Desde os nossos primeiros textos publicadas aqui no Jus Navigandi, temos frisado o significado sociopolítico do processo jurisdicional e sua evolução histórica, deixando registrado que ele inicialmente se consagrou como garantia (ativa e passiva) inerente ao Estado de Direito e em seguida, já em meados do século XX, passou a ser visto também em sua importante faceta político-participativa, como instrumento da democracia participativa. Esta e as vindouras partes têm por objetivo justamente abordar o último aspecto citado, a começar por suas premissas.

O aprofundamento dos estudos acerca das relações entre o Direito, a política e a democracia, sob os mais diversos enfoques teóricos, culminou no desenvolvimento de posições ou teses que, em linhas gerais, podem ser agrupadas em dois eixos analíticos: o procedimentalismo e o substancialismo (STRECK, 2007, p. 40). A celeuma fundamental entre tais vertentes se sintetiza na discussão sobre os papeis da Constituição e da jurisdição constitucional no Estado Democrático de Direito.

A corrente procedimentalista atribui à Constituição a tarefa de garantir o funcionamento adequado do sistema de participação democrática, ficando a cargo da maioria, em cada momento histórico, a definição dos valores e das opções políticas da comunidade. A corrente substancialista, ao seu turno, sustenta competir à Constituição impor ao cenário político um conjunto de decisões valorativas que se consideram essenciais e consensuais (BARCELLOS, 2012, p. 6-7). Como consequência da adoção de um ou outro posicionamento, varia a extensão da admissibilidade da censura judicial das leis e dos atos normativos e governamentais. Enquanto os procedimentalistas reconhecem à jurisdição constitucional legitimidade para tal controle somente no que tange à verificação da correta observância dos procedimentos públicos de deliberação e formação da vontade coletiva, os substancialistas vão além, autorizando-lhe a averiguação conteudística dos atos dos Poderes Legislativo e Executivo, tendo como parâmetros as escolhas ético-políticas fundamentais cristalizadas na Lei Maior. Assim, uma visão fortemente substancialista tenderá a justificar um controle de constitucionalidade mais rigoroso dos atos e normas produzidos no âmbito do Estado, ao passo que uma percepção procedimentalista conduzirá a uma atitude mais deferente acerca do núcleo das decisões dos Poderes Públicos (BARCELLOS, 2012, p. 8).

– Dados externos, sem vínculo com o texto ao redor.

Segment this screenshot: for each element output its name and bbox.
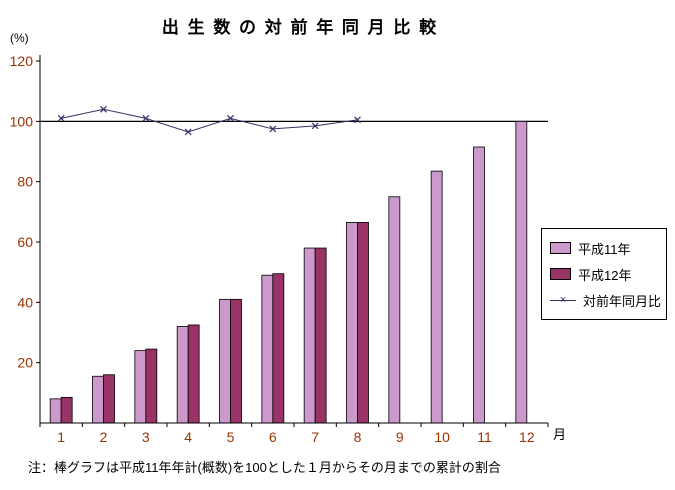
bar-平成11年-month-8 [346, 222, 358, 424]
legend-swatch-heisei12 [550, 268, 571, 280]
bar-平成12年-month-6 [272, 273, 285, 424]
bar-平成12年-month-4 [187, 324, 200, 424]
x-tick-label: 2 [100, 429, 108, 445]
x-marker-icon [57, 114, 65, 122]
bar-平成11年-month-7 [303, 247, 316, 424]
x-marker-icon [184, 128, 192, 136]
x-tick-label: 9 [396, 429, 404, 445]
x-tick-label: 8 [354, 429, 362, 445]
x-tick-label: 4 [184, 429, 192, 445]
x-tick-label: 6 [269, 429, 277, 445]
x-marker-icon [142, 114, 150, 122]
legend-label-heisei11: 平成11年 [578, 241, 631, 257]
x-marker-icon [311, 122, 319, 130]
bar-平成12年-month-2 [103, 374, 115, 424]
y-tick-label: 20 [17, 355, 33, 371]
bar-平成11年-month-11 [473, 146, 485, 424]
bar-平成11年-month-4 [176, 326, 189, 424]
bar-平成12年-month-1 [60, 396, 73, 424]
line-対前年同月比 [61, 108, 358, 133]
bar-平成12年-month-8 [357, 222, 369, 424]
y-tick-label: 100 [10, 113, 34, 129]
bar-平成11年-month-10 [430, 170, 443, 424]
bar-平成12年-month-3 [145, 348, 158, 424]
x-marker-icon [354, 116, 361, 124]
bar-平成11年-month-6 [261, 274, 274, 424]
x-tick-label: 12 [519, 429, 535, 445]
y-tick-label: 40 [17, 294, 33, 310]
bar-平成11年-month-3 [134, 350, 147, 424]
chart-title: 出 生 数 の 対 前 年 同 月 比 較 [161, 18, 439, 37]
legend-entry-heisei12: 平成12年 [550, 265, 658, 284]
bar-平成11年-month-2 [92, 375, 104, 424]
x-marker-icon [227, 114, 234, 122]
legend-entry-heisei11: 平成11年 [550, 239, 658, 258]
x-tick-label: 1 [57, 429, 65, 445]
y-tick-label: 60 [17, 234, 33, 250]
legend-label-ratio-line: 対前年同月比 [583, 293, 662, 309]
x-marker-icon [100, 105, 107, 113]
bar-平成11年-month-9 [388, 196, 401, 424]
footnote: 注：棒グラフは平成11年年計(概数)を100とした１月からその月までの累計の割合 [28, 460, 501, 475]
bar-平成12年-month-5 [230, 298, 242, 424]
legend: 平成11年 平成12年 × 対前年同月比 [541, 228, 667, 320]
bar-平成11年-month-5 [219, 298, 231, 424]
legend-line-segment [550, 299, 576, 301]
legend-label-heisei12: 平成12年 [578, 267, 632, 283]
x-tick-label: 10 [434, 429, 450, 445]
x-tick-label: 7 [311, 429, 319, 445]
legend-x-marker-icon: × [559, 293, 567, 306]
legend-swatch-heisei11 [550, 242, 571, 254]
x-tick-label: 5 [227, 429, 235, 445]
y-axis-unit-label: (%) [10, 31, 29, 45]
bar-平成11年-month-12 [515, 120, 528, 424]
legend-entry-ratio-line: × 対前年同月比 [550, 291, 662, 310]
x-tick-label: 11 [477, 429, 492, 445]
x-marker-icon [269, 125, 277, 133]
y-tick-label: 120 [10, 53, 34, 69]
bar-平成12年-month-7 [314, 247, 327, 424]
y-tick-label: 80 [17, 174, 33, 190]
x-tick-label: 3 [142, 429, 150, 445]
legend-swatch-ratio-line: × [550, 294, 576, 307]
x-axis-unit-label: 月 [553, 427, 567, 442]
bar-平成11年-month-1 [49, 398, 62, 424]
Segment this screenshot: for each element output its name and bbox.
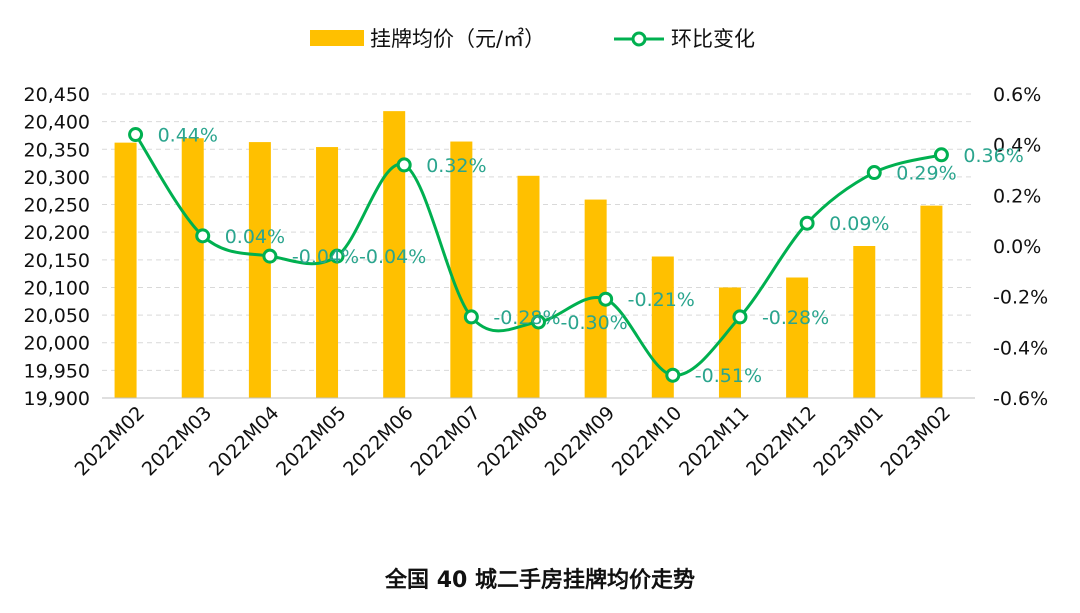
x-tick-label: 2022M05: [272, 402, 350, 480]
left-tick-label: 19,950: [24, 360, 90, 382]
bar-2022M08: [517, 175, 540, 398]
x-tick-label: 2022M07: [406, 402, 484, 480]
line-series: [128, 127, 949, 383]
right-tick-label: -0.2%: [993, 287, 1048, 309]
data-label-2022M11: -0.28%: [762, 307, 829, 329]
line-point-2022M07: [463, 309, 479, 325]
line-point-2022M05: [329, 248, 345, 264]
x-tick-label: 2022M12: [742, 402, 820, 480]
bar-2022M03: [181, 138, 204, 398]
right-tick-label: -0.4%: [993, 337, 1048, 359]
left-tick-label: 20,450: [24, 84, 90, 106]
bar-2022M12: [786, 277, 809, 398]
right-tick-label: 0.0%: [993, 236, 1041, 258]
x-axis: 2022M022022M032022M042022M052022M062022M…: [71, 397, 975, 480]
data-label-2022M02: 0.44%: [158, 125, 218, 147]
left-tick-label: 20,000: [24, 333, 90, 355]
data-label-2022M05: -0.04%: [359, 246, 426, 268]
data-label-2022M10: -0.51%: [695, 365, 762, 387]
combo-chart: 20,450 20,400 20,350 20,300 20,250 20,200 20,1…: [24, 27, 1049, 480]
left-tick-label: 20,150: [24, 250, 90, 272]
legend-bar-label: 挂牌均价（元/㎡）: [370, 27, 545, 51]
line-point-2022M02: [128, 127, 144, 143]
data-label-2022M09: -0.21%: [628, 289, 695, 311]
left-tick-label: 20,250: [24, 195, 90, 217]
x-tick-label: 2023M02: [877, 402, 955, 480]
legend-line-label: 环比变化: [671, 27, 755, 51]
data-label-2023M01: 0.29%: [896, 163, 956, 185]
left-y-axis: 20,450 20,400 20,350 20,300 20,250 20,200 20,1…: [24, 84, 90, 410]
right-tick-label: 0.2%: [993, 185, 1041, 207]
bar-2022M05: [316, 147, 339, 398]
bar-2022M02: [114, 142, 137, 398]
line-point-2023M02: [933, 147, 949, 163]
bar-2022M07: [450, 141, 473, 398]
bar-2022M04: [248, 142, 271, 398]
right-tick-label: -0.6%: [993, 388, 1048, 410]
legend: 挂牌均价（元/㎡） 环比变化: [310, 27, 755, 51]
data-label-2022M12: 0.09%: [829, 213, 889, 235]
data-label-2022M04: -0.04%: [292, 246, 359, 268]
legend-line-marker: [631, 31, 647, 47]
left-tick-label: 20,050: [24, 305, 90, 327]
line-point-2022M08: [531, 314, 546, 330]
legend-bar-swatch: [310, 30, 364, 46]
line-point-2022M03: [195, 228, 211, 244]
x-tick-label: 2022M04: [205, 402, 283, 480]
x-tick-label: 2022M03: [138, 402, 216, 480]
bar-2023M02: [920, 205, 943, 398]
line-point-2022M10: [665, 367, 681, 383]
line-point-2022M04: [262, 248, 278, 264]
line-point-2022M09: [598, 291, 614, 307]
chart-caption: 全国 40 城二手房挂牌均价走势: [385, 568, 695, 593]
data-label-2022M06: 0.32%: [426, 155, 486, 177]
bar-series: [114, 111, 943, 398]
data-label-2022M03: 0.04%: [225, 226, 285, 248]
left-tick-label: 19,900: [24, 388, 90, 410]
x-tick-label: 2022M02: [71, 402, 149, 480]
line-point-2022M11: [732, 309, 748, 325]
x-tick-label: 2022M06: [339, 402, 417, 480]
data-label-2022M07: -0.28%: [493, 307, 560, 329]
right-tick-label: 0.4%: [993, 135, 1041, 157]
bar-2023M01: [853, 246, 876, 398]
left-tick-label: 20,300: [24, 167, 90, 189]
right-y-axis: 0.6% 0.4% 0.2% 0.0% -0.2% -0.4% -0.6%: [993, 84, 1048, 410]
x-tick-label: 2022M10: [608, 402, 686, 480]
x-tick-label: 2022M08: [474, 402, 552, 480]
x-tick-label: 2023M01: [809, 402, 887, 480]
left-tick-label: 20,350: [24, 139, 90, 161]
right-tick-label: 0.6%: [993, 84, 1041, 106]
bar-2022M06: [383, 111, 406, 398]
line-point-2023M01: [866, 165, 882, 181]
data-label-2023M02: 0.36%: [963, 145, 1023, 167]
line-point-2022M12: [799, 215, 815, 231]
left-tick-label: 20,100: [24, 277, 90, 299]
left-tick-label: 20,400: [24, 112, 90, 134]
data-labels: 0.44%0.04%-0.04% -0.04%0.32%-0.28% -0.30%-…: [158, 125, 1024, 388]
x-tick-label: 2022M09: [541, 402, 619, 480]
left-tick-label: 20,200: [24, 222, 90, 244]
x-tick-label: 2022M11: [675, 402, 753, 480]
line-point-2022M06: [396, 157, 412, 173]
data-label-2022M08: -0.30%: [561, 312, 628, 334]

Marcelo Andrade Cattoni de Oliveira (2007, p. 140-141), defensor do procedimentalismo, afirma que, por um lado, não é mais possível compreender o Estado como a corporificação e a instância única de estabilização de uma identidade ética, de uma dada forma de vida e de certos padrões de vida boa. Não há mais, portanto, como restringir a esfera pública ao ente estatal, como atestam os chamados direitos fundamentais de terceira geração. O público deve hoje ser visto como uma dimensão bem mais complexa do que simplesmente a de um locus estatal, isto é, como uma dimensão discursiva de mobilização e expressão dos diversos fluxos comunicativos. Sob outro ângulo, se até um passado bastante recente a homogeneidade artificialmente levada a efeito pelo processo formativo do denominado Estado-Nação, que propiciou a constituição de uma identidade política, era tida por indispensável para a garantia e a manutenção de uma república de cidadãos livres, hodiernamente a autoconsciência por parte de um consórcio de cidadãos livres e iguais perante o Direito requer o reconhecimento do pluralismo social e cultural.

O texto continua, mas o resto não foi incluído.